Re: HTTP Header Compaction Results from Amos Jeffries on 2012-10-24 (ietf-http-wg@w3.org from October to December 2012)

From: Amos Jeffries <squid3@treenet.co.nz>
Date: Wed, 24 Oct 2012 22:25:39 +1300
To: ietf-http-wg@w3.org
Message-ID: <5087B413.1000801@treenet.co.nz>
On 24/10/2012 6:26 p.m., Mark Nottingham wrote:
> Hi Herve,
>
> On 23/10/2012, at 3:26 AM, RUELLAN Herve <Herve.Ruellan@crf.canon.fr> wrote:
>> Hi all,
> Welcome :)
>
>> We are currently studying the compaction results for different header encoding formats, including various SPDY versions and an internally developed format (we plan to publish its description as soon as possible).
> It's very good to hear that you're doing this.
>
>> We are wondering whether anyone is aware of a test corpus for HTTP exchanges that would be available, or could be made available. This would help us obtaining fair and realistic results.
>
> I've been thinking about this too, and have started writing some software to sniff unadulterated HTTP headers (request and response) off the wire. I know that some browsers make headers available, but they also have a habit of "cleaning up" the headers before presenting them to APIs, IME.
>
> Currently I have a pcap-based sniffer for HTTP sites <https://github.com/mnot/hdrgrab>; soon I should have a MITM proxy for HTTPS ones.
>
> Once we start to collect a corpus, I'd suggest we put them on github: <https://github.com/http2>. That will let everyone share a common base for testing, and review it to make sure that it's appropriate.

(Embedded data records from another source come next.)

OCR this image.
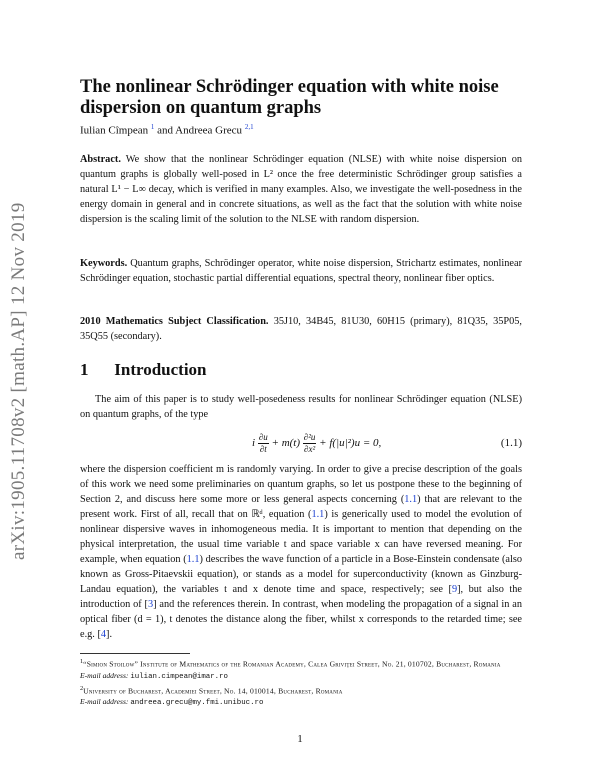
arXiv:1905.11708v2 [math.AP] 12 Nov 2019
The nonlinear Schrödinger equation with white noise dispersion on quantum graphs
Iulian Cîmpean $^1$ and Andreea Grecu $^{2,1}$
Abstract. We show that the nonlinear Schrödinger equation (NLSE) with white noise dispersion on quantum graphs is globally well-posed in L² once the free deterministic Schrödinger group satisfies a natural L¹ − L∞ decay, which is verified in many examples. Also, we investigate the well-posedness in the energy domain in general and in concrete situations, as well as the fact that the solution with white noise dispersion is the scaling limit of the solution to the NLSE with random dispersion.
Keywords. Quantum graphs, Schrödinger operator, white noise dispersion, Strichartz estimates, nonlinear Schrödinger equation, stochastic partial differential equations, spectral theory, nonlinear fiber optics.
2010 Mathematics Subject Classification. 35J10, 34B45, 81U30, 60H15 (primary), 81Q35, 35P05, 35Q55 (secondary).
1 Introduction
The aim of this paper is to study well-posedeness results for nonlinear Schrödinger equation (NLSE) on quantum graphs, of the type
i $\frac{\partial u}{\partial t} + m(t) \frac{\text{∂²u}}{\text{∂x²}} + f(|u|^2)u = 0$,	(1.1)
where the dispersion coefficient m is randomly varying. In order to give a precise description of the goals of this work we need some preliminaries on quantum graphs, so let us postpone these to the beginning of Section 2, and discuss here some more or less general aspects concerning (1.1) that are relevant to the present work. First of all, recall that on ℝᵈ, equation (1.1) is generically used to model the evolution of nonlinear dispersive waves in inhomogeneous media. It is important to mention that depending on the physical interpretation, the usual time variable t and space variable x can have reversed meaning. For example, when equation (1.1) describes the wave function of a particle in a Bose-Einstein condensate (also known as Gross-Pitaevskii equation), or stands as a model for superconductivity (known as Ginzburg-Landau equation), the variables t and x denote time and space, respectively; see [9], but also the introduction of [3] and the references therein. In contrast, when modeling the propagation of a signal in an optical fiber (d = 1), t denotes the distance along the fiber, whilst x corresponds to the retarded time; see e.g. [4].
$^1$“Simion Stoilow” Institute of Mathematics of the Romanian Academy, Calea Griviţei Street, No. 21, 010702, Bucharest, Romania
E-mail address: iulian.cimpean@imar.ro
$^2$University of Bucharest, Academiei Street, No. 14, 010014, Bucharest, Romania
E-mail address: andreea.grecu@my.fmi.unibuc.ro
1
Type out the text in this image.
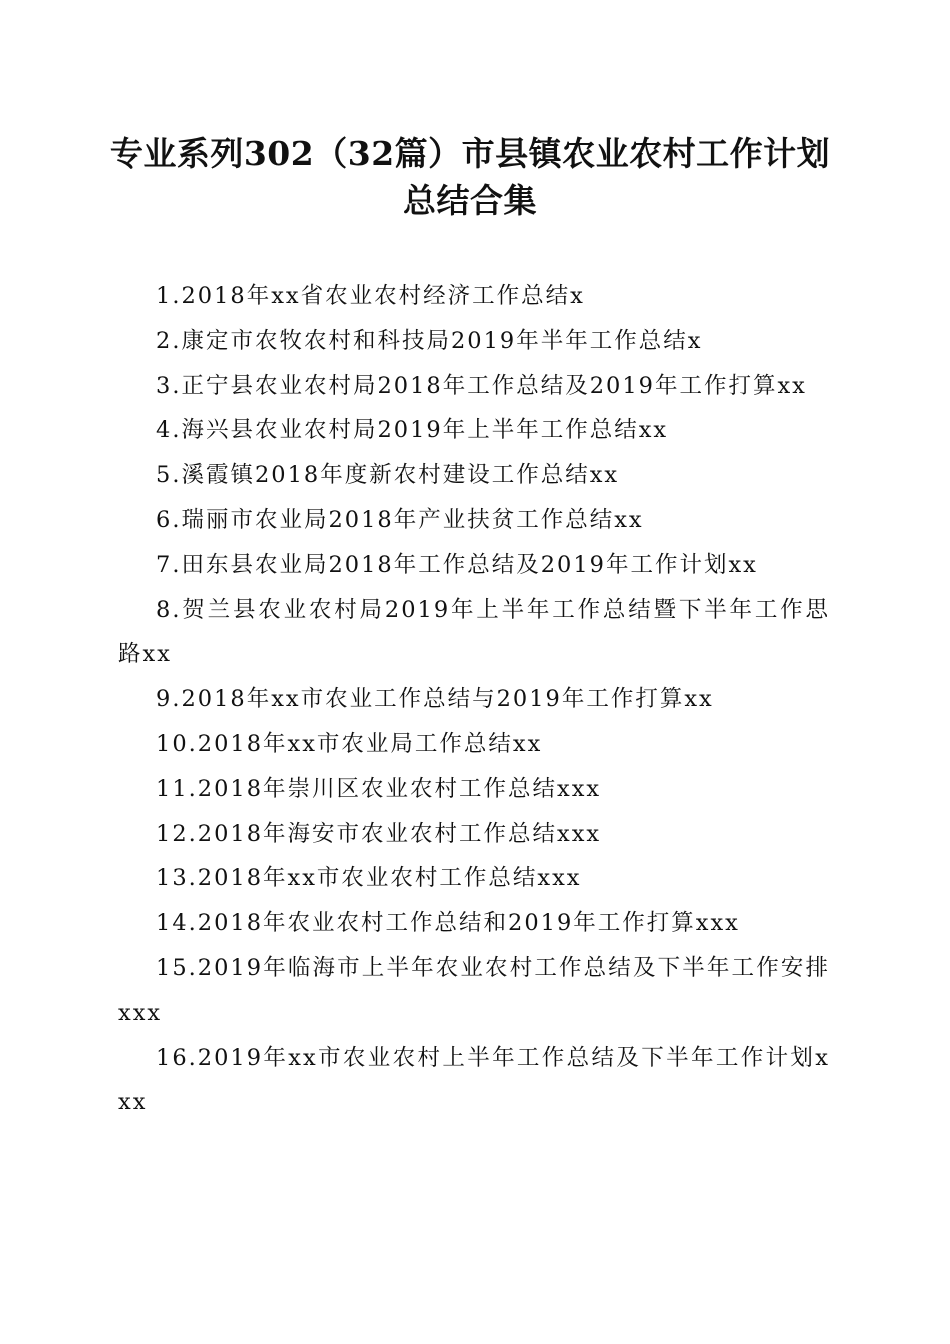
专业系列302（32篇）市县镇农业农村工作计划总结合集
1.2018年xx省农业农村经济工作总结x
2.康定市农牧农村和科技局2019年半年工作总结x
3.正宁县农业农村局2018年工作总结及2019年工作打算xx
4.海兴县农业农村局2019年上半年工作总结xx
5.溪霞镇2018年度新农村建设工作总结xx
6.瑞丽市农业局2018年产业扶贫工作总结xx
7.田东县农业局2018年工作总结及2019年工作计划xx
8.贺兰县农业农村局2019年上半年工作总结暨下半年工作思路xx
9.2018年xx市农业工作总结与2019年工作打算xx
10.2018年xx市农业局工作总结xx
11.2018年崇川区农业农村工作总结xxx
12.2018年海安市农业农村工作总结xxx
13.2018年xx市农业农村工作总结xxx
14.2018年农业农村工作总结和2019年工作打算xxx
15.2019年临海市上半年农业农村工作总结及下半年工作安排xxx
16.2019年xx市农业农村上半年工作总结及下半年工作计划xxx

FYI;  we have implemented raw HTTP header dumps on inbound/outbound 
traffic in Squid-3.2 linked with TCP socket details and timing. If 
anyone else is interested in a quick and easy source of data without 
tcpdump they are welcome to use Squid for that. "debug_options 11,2" is 
the magic config stanza to output the traffic into cache.log.

> If you'd like to put your framework for comparison up there, you'd be welcome to; please ping me.
>
>> Currently we are using web pages obtained from Alexa's top ranked sites. While computing our results, we are taking into account several parameters: separate study of requests and responses, using deflate or not (when relevant), variable number of exchanged messages (corresponding to loading from 1 to 10 web pages). Any advice on these measurements would be appreciated.
> For the time being, mine combines all of the requests / responses on different connections to the same server into the same file, under the assumption that multiplexing will enable this. Eventually I'd like to get something more sophisticated in there.
>
> It also removes connection headers, as they're really HTTP/1 specific.
>
> What else should we be doing?

I think the HTTP/1 traces should leave those headers in. The data corpus 
might be used as example raw input from HTTP/1 clients or servers to 
test upgrading speeds on middleware. Which will need to also test time 
taken stripping those headers away.

The data corpus can come with an example HTTP/1->HTTP/2 convert script 
to prepare for tests of HTTP/2 native traffic speeds and/or of speed 
testing implementations gateway conversions.


>
>> Last, we would like to share our results to help the WG discussions on this topic. As we're rather new to the IETF, we're not sure of the best way to do this. I plan to attend the IEFT 85 meeting in Atlanta, so I could use this occasion to share these results.
> If you'd like to give a short (10-20 minute) presentation in the Atlanta meeting, I'd be happy to accommodate that. Please ping me if you're interested.
>

Amos
Received on Wednesday, 24 October 2012 09:26:12 UTC